GAO recommends consolidation of food safety system
GAO said too many agencies were involved in aspects of food safety and that "arbitrary jurisdictional lines of authority" diminish the accountability and responsiveness of the federal food safety system. In a response to follow-up questions from a recent House subcommittee hearing, GAO recommended creating a new agency to handle all food safety functions. GAO auditors also laid out pros and cons of existing agencies in case Congress chose to consolidate inspection and other safety responsibilities under either the Agriculture Department or the Food and Drug Administration.
"The food safety laws that we're operating under were drafted nearly 100 years ago," said Caroline Smith DeWaal, director of food safety at the Center for Science in the Public Interest, a Washington nutrition advocacy group. "It is certainly time to modernize the structures that regulate the food supply. This is critical not only to improve food safety, but to protect against threats of bioterrorists."
The system is a result of legislative baby steps that have led to the placing of food products under the jurisdiction of one agency or another with little logic. According to Subcommittee Chairwoman Jo Ann Davis, R-Va., FDA inspects closed-face meat sandwiches, cheese pizzas, beef soup and chicken broth while the Agriculture Department inspects open-face meat sandwiches, pepperoni pizza, chicken soup and beef broth.
Bryce Quick, assistant administrator of the Agriculture Department's Food Safety and Inspection Service, said that Agriculture and FDA have two entirely different inspection systems. Quick said the separation of areas of jurisdiction has not hindered USDA from preventing the dissemination of hazardous products. "We talk to FDA on a daily basis," he said. "[Bovine spongiform encephalopathy] was a classic example of the cooperation that can take place, and it worked and it's working now. There have been numerous examples of how we are working together."

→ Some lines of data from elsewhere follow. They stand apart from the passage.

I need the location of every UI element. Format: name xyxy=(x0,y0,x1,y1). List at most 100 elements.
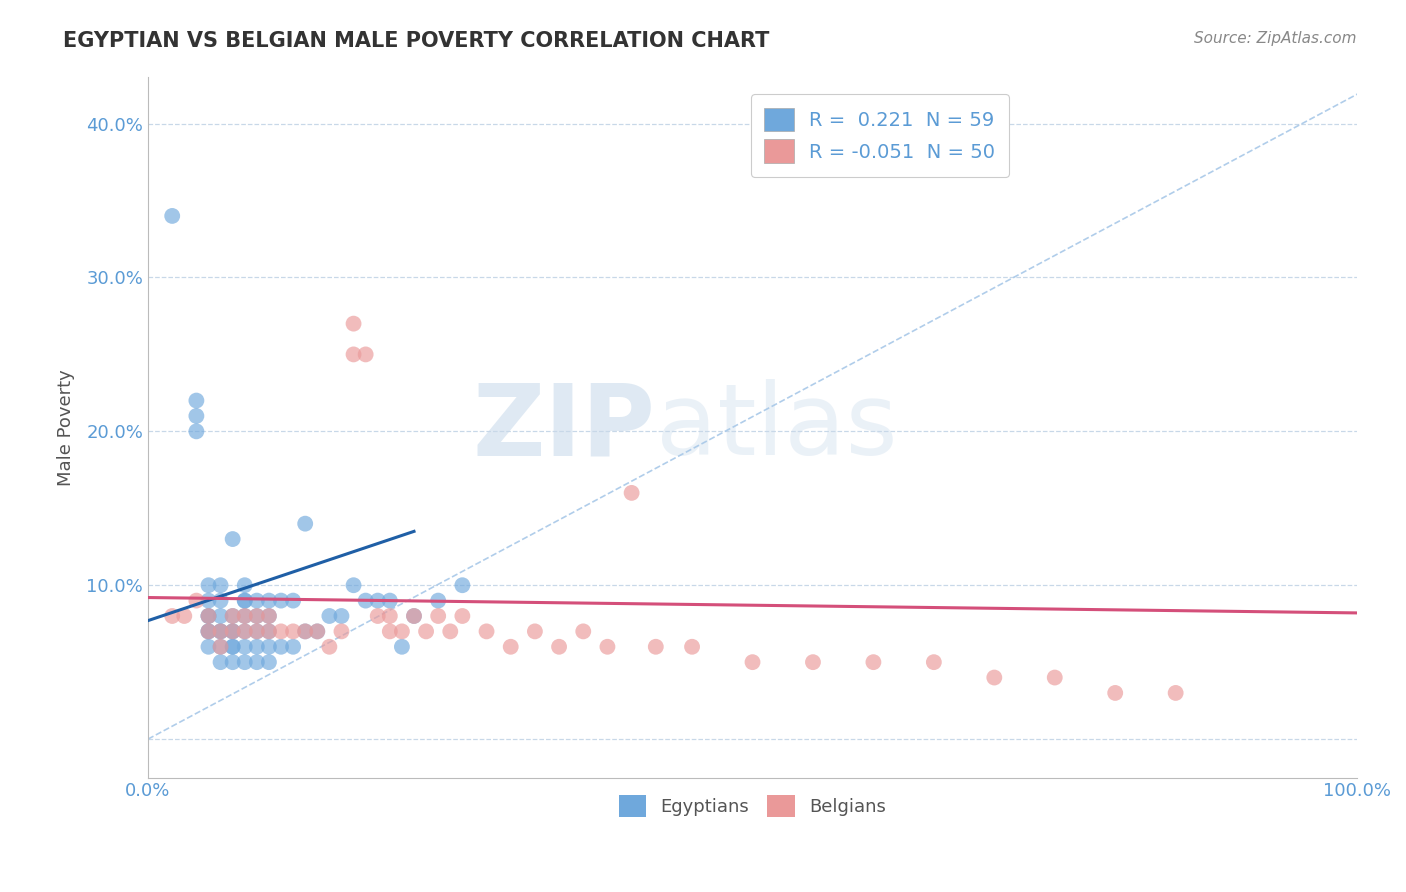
Point xyxy=(983,671,1005,685)
Point xyxy=(681,640,703,654)
Point xyxy=(221,624,243,639)
Point xyxy=(257,609,280,624)
Point xyxy=(294,624,316,639)
Point xyxy=(186,393,208,408)
Point xyxy=(221,640,243,654)
Point xyxy=(197,578,219,592)
Point xyxy=(246,624,269,639)
Point xyxy=(307,624,329,639)
Point xyxy=(330,609,353,624)
Point xyxy=(620,486,643,500)
Point xyxy=(451,578,474,592)
Point xyxy=(257,655,280,669)
Point xyxy=(572,624,595,639)
Point xyxy=(644,640,666,654)
Point xyxy=(391,624,413,639)
Point xyxy=(186,593,208,607)
Y-axis label: Male Poverty: Male Poverty xyxy=(58,369,75,486)
Point xyxy=(257,593,280,607)
Point xyxy=(281,624,304,639)
Point xyxy=(330,624,353,639)
Point xyxy=(209,609,232,624)
Point xyxy=(246,624,269,639)
Point xyxy=(160,609,183,624)
Point xyxy=(233,609,256,624)
Point xyxy=(318,640,340,654)
Point xyxy=(281,640,304,654)
Point xyxy=(391,640,413,654)
Point xyxy=(221,624,243,639)
Point xyxy=(197,609,219,624)
Point xyxy=(270,624,292,639)
Point xyxy=(354,347,377,361)
Point xyxy=(307,624,329,639)
Point xyxy=(209,624,232,639)
Point xyxy=(270,593,292,607)
Point xyxy=(209,578,232,592)
Point xyxy=(1164,686,1187,700)
Point xyxy=(221,624,243,639)
Point xyxy=(197,609,219,624)
Point xyxy=(548,640,571,654)
Point xyxy=(233,640,256,654)
Text: ZIP: ZIP xyxy=(472,379,655,476)
Point xyxy=(342,347,364,361)
Point xyxy=(233,655,256,669)
Point xyxy=(209,593,232,607)
Point xyxy=(186,409,208,423)
Point xyxy=(281,593,304,607)
Point xyxy=(499,640,522,654)
Legend: Egyptians, Belgians: Egyptians, Belgians xyxy=(612,788,893,824)
Point xyxy=(367,593,389,607)
Point xyxy=(451,609,474,624)
Point xyxy=(378,624,401,639)
Point xyxy=(233,578,256,592)
Point xyxy=(596,640,619,654)
Point xyxy=(922,655,945,669)
Point xyxy=(233,624,256,639)
Text: EGYPTIAN VS BELGIAN MALE POVERTY CORRELATION CHART: EGYPTIAN VS BELGIAN MALE POVERTY CORRELA… xyxy=(63,31,769,51)
Point xyxy=(523,624,546,639)
Point xyxy=(294,516,316,531)
Point xyxy=(294,624,316,639)
Point xyxy=(257,624,280,639)
Point xyxy=(221,640,243,654)
Point xyxy=(209,655,232,669)
Point xyxy=(427,609,450,624)
Point xyxy=(378,593,401,607)
Point xyxy=(197,624,219,639)
Text: Source: ZipAtlas.com: Source: ZipAtlas.com xyxy=(1194,31,1357,46)
Point xyxy=(221,609,243,624)
Point xyxy=(257,609,280,624)
Point xyxy=(378,609,401,624)
Point xyxy=(209,624,232,639)
Point xyxy=(246,655,269,669)
Point xyxy=(801,655,824,669)
Point xyxy=(246,640,269,654)
Point xyxy=(197,609,219,624)
Point xyxy=(862,655,884,669)
Point xyxy=(209,624,232,639)
Point xyxy=(257,640,280,654)
Point xyxy=(257,624,280,639)
Point xyxy=(415,624,437,639)
Point xyxy=(402,609,425,624)
Point xyxy=(342,578,364,592)
Point xyxy=(209,640,232,654)
Point xyxy=(221,655,243,669)
Point xyxy=(160,209,183,223)
Point xyxy=(197,593,219,607)
Point xyxy=(342,317,364,331)
Point xyxy=(197,624,219,639)
Point xyxy=(318,609,340,624)
Point xyxy=(475,624,498,639)
Point xyxy=(402,609,425,624)
Point xyxy=(246,609,269,624)
Point xyxy=(1043,671,1066,685)
Point xyxy=(741,655,763,669)
Point xyxy=(354,593,377,607)
Point xyxy=(233,593,256,607)
Point xyxy=(427,593,450,607)
Point xyxy=(1104,686,1126,700)
Point xyxy=(233,593,256,607)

Lawrence Dyckman, director of natural resources and environment at GAO, said that while cooperation between agencies is important, consolidation would eliminate possible confusion, gaps or overlap. "What we're saying is that we don't see a need to have two agencies basically split the responsibility for food safety," he said. "[Cooperation] might have improved, but why have a divided function if it's not necessary? There's no good reason."
While GAO, the Center for Science in the Public Interest and other groups have called for a drastic overhaul of the food safety system, they are skeptical of the likelihood of legislative changes. "I don't think it's very likely unless we have a major health crisis," Dyckman said. "I surely don't hope that we have such a crisis, but to be practical, most government change occurs when there is a crisis."
DeWaal said she was confident that the government would eventually respond. "In the absence of that kind of crisis, it's a long-term proposition, but one that in the long run will prevail. Many countries are moving to unify the food safety system, and the U.S. doesn't want to be the last one to do this. If they want to stay competitive and effective, it is a necessary transition."
Consolidating the two programs under an existing agency may be a possibility in the case of a budget crisis, Dyckman said, adding that GAO favors FDA because it does not have the "stigma of the appearance of a conflict of interest" between the promotion of a product and the monitoring of its safety. The Center for Science in the Public Interest also believes the FDA would make a better watchdog agency.
"I believe food safety should be handled by a health agency," DeWaal said, "not an agency that promotes agriculture."